PytrendsLongitudinalR

Welcome to the vignette for PytrendsLongitudinalR, a package for collecting and analyzing Google Trends data over time. This vignette will guide you through the setup process and show you how to use the package’s main functionalities.

This is a package for downloading cross-section and time-series Google Trends and converting them to longitudinal data. Although Google Trends provides cross-section and time-series search data, longitudinal Google Trends data are not readily available. There exist several practical issues that make it difficult for researchers to generate longitudinal Google Trends data themselves. First, Google Trends provides normalized counts from zero to 100. As a result, combining different regions’ time-series Google Trends data does not create desired longitudinal data. For the same reason, combining cross-sectional Google Trends data over time does not create desired longitudinal data. Second, Google Trends has restrictions on data formats and timeline. For instance, if you want to collect daily data for 2 years, you cannot do so. Google Trends automatically provides weekly data if your request timeline is more than 269 days. Similarly, Google Trends automatically provides monthly data if your request timeline is more than 269 weeks even though you want to collect weekly data. This package resolves the aforementioned issues and allows researchers to generate longitudinal Google Trends.

Installation

Make sure Python is installed on your system. You can download from www.python.org/downloads, or call the install_python() from reticulate.

Finally, load the library and call install_pytrendslongitudinalr() function to install PytrendsLongitudinalR. This will automatically create an isolated virtual environment named “pytrends-in-r-new”


library(PytrendsLongitudinalR)
install_pytrendslongitudinalr(envname = "pytrends-in-r-new")

Usage

Now you can start using PytrendsLongitudinalR to collect Google Trends data.

library(PytrendsLongitudinalR)

# Initialize parameters for data collection
params <- initialize_request_trends(
  keyword = "Coronavirus disease 2019",
  topic = "/g/11j2cc_qll",
  folder_name = file.path(tempdir(), "test_folder"),
  start_date = "2024-05-01",
  end_date = "2024-05-03",
  data_format = "daily"
)

# Collect cross-section data
cross_section(params, geo = "US", resolution = "REGION") # REGION as a resolution is a sub-region of US in this example, and it indicates US states.

# Collect reference time-series data
time_series(params, reference_geo_code = "US-CA") # The selected reference is California and its Google Trends Geo is 'US-CA'.

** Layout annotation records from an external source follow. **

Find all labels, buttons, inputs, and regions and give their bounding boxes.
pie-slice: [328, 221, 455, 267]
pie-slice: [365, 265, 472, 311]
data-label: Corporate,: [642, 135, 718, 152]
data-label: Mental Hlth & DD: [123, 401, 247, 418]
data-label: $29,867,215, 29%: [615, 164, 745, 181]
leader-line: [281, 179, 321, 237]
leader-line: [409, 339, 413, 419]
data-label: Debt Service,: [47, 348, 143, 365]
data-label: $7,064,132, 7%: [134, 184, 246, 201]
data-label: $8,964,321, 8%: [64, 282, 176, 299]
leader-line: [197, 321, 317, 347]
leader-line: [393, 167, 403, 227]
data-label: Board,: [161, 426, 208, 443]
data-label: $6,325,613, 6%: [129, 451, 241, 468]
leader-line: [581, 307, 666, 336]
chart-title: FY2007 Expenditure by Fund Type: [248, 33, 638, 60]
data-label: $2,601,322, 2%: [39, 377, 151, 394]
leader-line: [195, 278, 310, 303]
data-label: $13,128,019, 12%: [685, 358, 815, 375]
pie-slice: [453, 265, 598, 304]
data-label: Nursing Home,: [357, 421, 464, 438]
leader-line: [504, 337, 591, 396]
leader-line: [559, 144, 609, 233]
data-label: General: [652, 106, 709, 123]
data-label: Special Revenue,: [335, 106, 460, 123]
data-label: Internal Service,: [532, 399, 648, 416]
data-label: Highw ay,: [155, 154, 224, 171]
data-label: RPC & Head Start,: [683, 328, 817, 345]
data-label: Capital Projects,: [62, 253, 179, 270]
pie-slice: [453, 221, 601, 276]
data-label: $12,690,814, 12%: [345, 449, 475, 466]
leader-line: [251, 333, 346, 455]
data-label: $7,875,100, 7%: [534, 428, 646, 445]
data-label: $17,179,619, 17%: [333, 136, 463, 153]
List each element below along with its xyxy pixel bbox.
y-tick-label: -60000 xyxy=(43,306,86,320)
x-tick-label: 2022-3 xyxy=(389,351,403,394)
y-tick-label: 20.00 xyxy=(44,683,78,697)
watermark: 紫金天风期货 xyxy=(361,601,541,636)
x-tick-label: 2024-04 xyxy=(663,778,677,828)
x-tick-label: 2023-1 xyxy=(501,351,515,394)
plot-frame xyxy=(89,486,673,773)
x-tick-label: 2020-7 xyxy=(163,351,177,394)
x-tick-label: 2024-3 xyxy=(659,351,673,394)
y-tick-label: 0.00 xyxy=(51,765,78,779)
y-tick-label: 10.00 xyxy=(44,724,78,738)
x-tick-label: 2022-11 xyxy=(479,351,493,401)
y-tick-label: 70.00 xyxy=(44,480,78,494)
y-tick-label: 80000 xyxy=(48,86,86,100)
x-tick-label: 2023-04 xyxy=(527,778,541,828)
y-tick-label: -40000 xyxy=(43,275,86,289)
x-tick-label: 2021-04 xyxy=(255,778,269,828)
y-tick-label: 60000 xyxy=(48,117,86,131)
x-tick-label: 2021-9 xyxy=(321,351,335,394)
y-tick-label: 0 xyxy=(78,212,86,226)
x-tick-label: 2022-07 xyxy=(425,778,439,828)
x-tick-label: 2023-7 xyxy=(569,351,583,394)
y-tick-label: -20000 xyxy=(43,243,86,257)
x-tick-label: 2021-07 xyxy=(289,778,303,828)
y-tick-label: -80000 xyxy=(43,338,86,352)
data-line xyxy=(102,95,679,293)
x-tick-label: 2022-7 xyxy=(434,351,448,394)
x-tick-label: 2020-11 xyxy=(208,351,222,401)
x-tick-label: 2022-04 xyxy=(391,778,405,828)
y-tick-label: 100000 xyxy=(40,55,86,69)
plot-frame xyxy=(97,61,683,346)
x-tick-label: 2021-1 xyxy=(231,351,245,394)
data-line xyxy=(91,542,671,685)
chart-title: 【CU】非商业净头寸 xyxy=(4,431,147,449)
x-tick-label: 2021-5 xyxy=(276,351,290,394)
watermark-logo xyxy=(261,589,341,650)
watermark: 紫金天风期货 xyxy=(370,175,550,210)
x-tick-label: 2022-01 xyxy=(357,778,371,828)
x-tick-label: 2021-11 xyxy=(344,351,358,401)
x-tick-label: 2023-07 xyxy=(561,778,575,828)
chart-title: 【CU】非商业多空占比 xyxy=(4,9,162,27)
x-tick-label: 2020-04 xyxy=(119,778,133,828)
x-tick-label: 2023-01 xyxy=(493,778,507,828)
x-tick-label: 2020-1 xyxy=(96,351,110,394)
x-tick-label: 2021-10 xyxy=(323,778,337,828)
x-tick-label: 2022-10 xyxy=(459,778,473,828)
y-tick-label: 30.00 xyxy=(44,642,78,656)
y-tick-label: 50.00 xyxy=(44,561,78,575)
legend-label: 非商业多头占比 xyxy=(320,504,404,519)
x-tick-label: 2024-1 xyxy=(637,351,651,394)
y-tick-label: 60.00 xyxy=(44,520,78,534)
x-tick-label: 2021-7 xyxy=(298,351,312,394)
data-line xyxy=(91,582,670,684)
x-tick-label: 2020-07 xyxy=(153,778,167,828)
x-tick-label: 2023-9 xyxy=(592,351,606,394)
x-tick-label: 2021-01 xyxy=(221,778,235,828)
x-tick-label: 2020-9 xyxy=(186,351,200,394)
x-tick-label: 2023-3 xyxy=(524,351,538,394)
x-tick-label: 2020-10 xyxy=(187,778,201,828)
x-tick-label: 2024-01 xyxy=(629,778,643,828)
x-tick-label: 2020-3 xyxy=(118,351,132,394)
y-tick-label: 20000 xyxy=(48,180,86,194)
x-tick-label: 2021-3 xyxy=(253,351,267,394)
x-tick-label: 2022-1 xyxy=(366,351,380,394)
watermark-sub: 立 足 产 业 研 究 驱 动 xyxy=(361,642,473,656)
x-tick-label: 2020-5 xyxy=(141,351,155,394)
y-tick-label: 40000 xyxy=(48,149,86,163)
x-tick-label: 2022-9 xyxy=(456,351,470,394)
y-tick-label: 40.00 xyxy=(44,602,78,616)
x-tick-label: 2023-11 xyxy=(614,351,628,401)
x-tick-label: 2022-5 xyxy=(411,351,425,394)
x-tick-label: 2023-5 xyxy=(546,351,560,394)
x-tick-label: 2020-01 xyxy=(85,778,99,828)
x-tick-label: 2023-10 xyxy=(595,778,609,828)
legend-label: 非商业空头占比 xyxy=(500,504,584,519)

# Given the short time period in this example, no concatenation is needed.
concat_time_series(params, reference_geo_code = "US", zero_replace = 0.1) # Error occurs because given period is less than 269 days, concatenation is unnecessary. You can move to convert_cross_section() without any problems.

# Use the reference time-series data to re-scale the cross-sectional data. 
convert_cross_section(params, reference_geo_code = "US-CA")

WARNING

We recommend that the user run the functions in the following sequence:

cross_section

time_series

concat_time_series

convert_time_series

First, the cross-sectional and reference time-series data must be created. The concat_time_series() function uses the reference time-series data files to concatenate multiple sets of time series. Finally, the convert_time_series() function uses the concatenated reference time series to re-scale the cross-sectional data.

The user may encounter a 429 Too Many Requests error when using cross_section() and time_series() to collect Google Trends data. This error indicates that the user has exceeded the rate limits set by the Google Trends API. Here are a few strategies to mitigate the impact of this error:

Lower the frequency of your requests or extend the interval between requests. If you’re making requests with high frequency, consider spacing them out or reducing the number of requests made in a given time frame.
If you’re querying a large time range or a high-resolution granularity, try reducing the scope of your queries. Smaller time periods and/or lower resolution might help stay within the rate limits.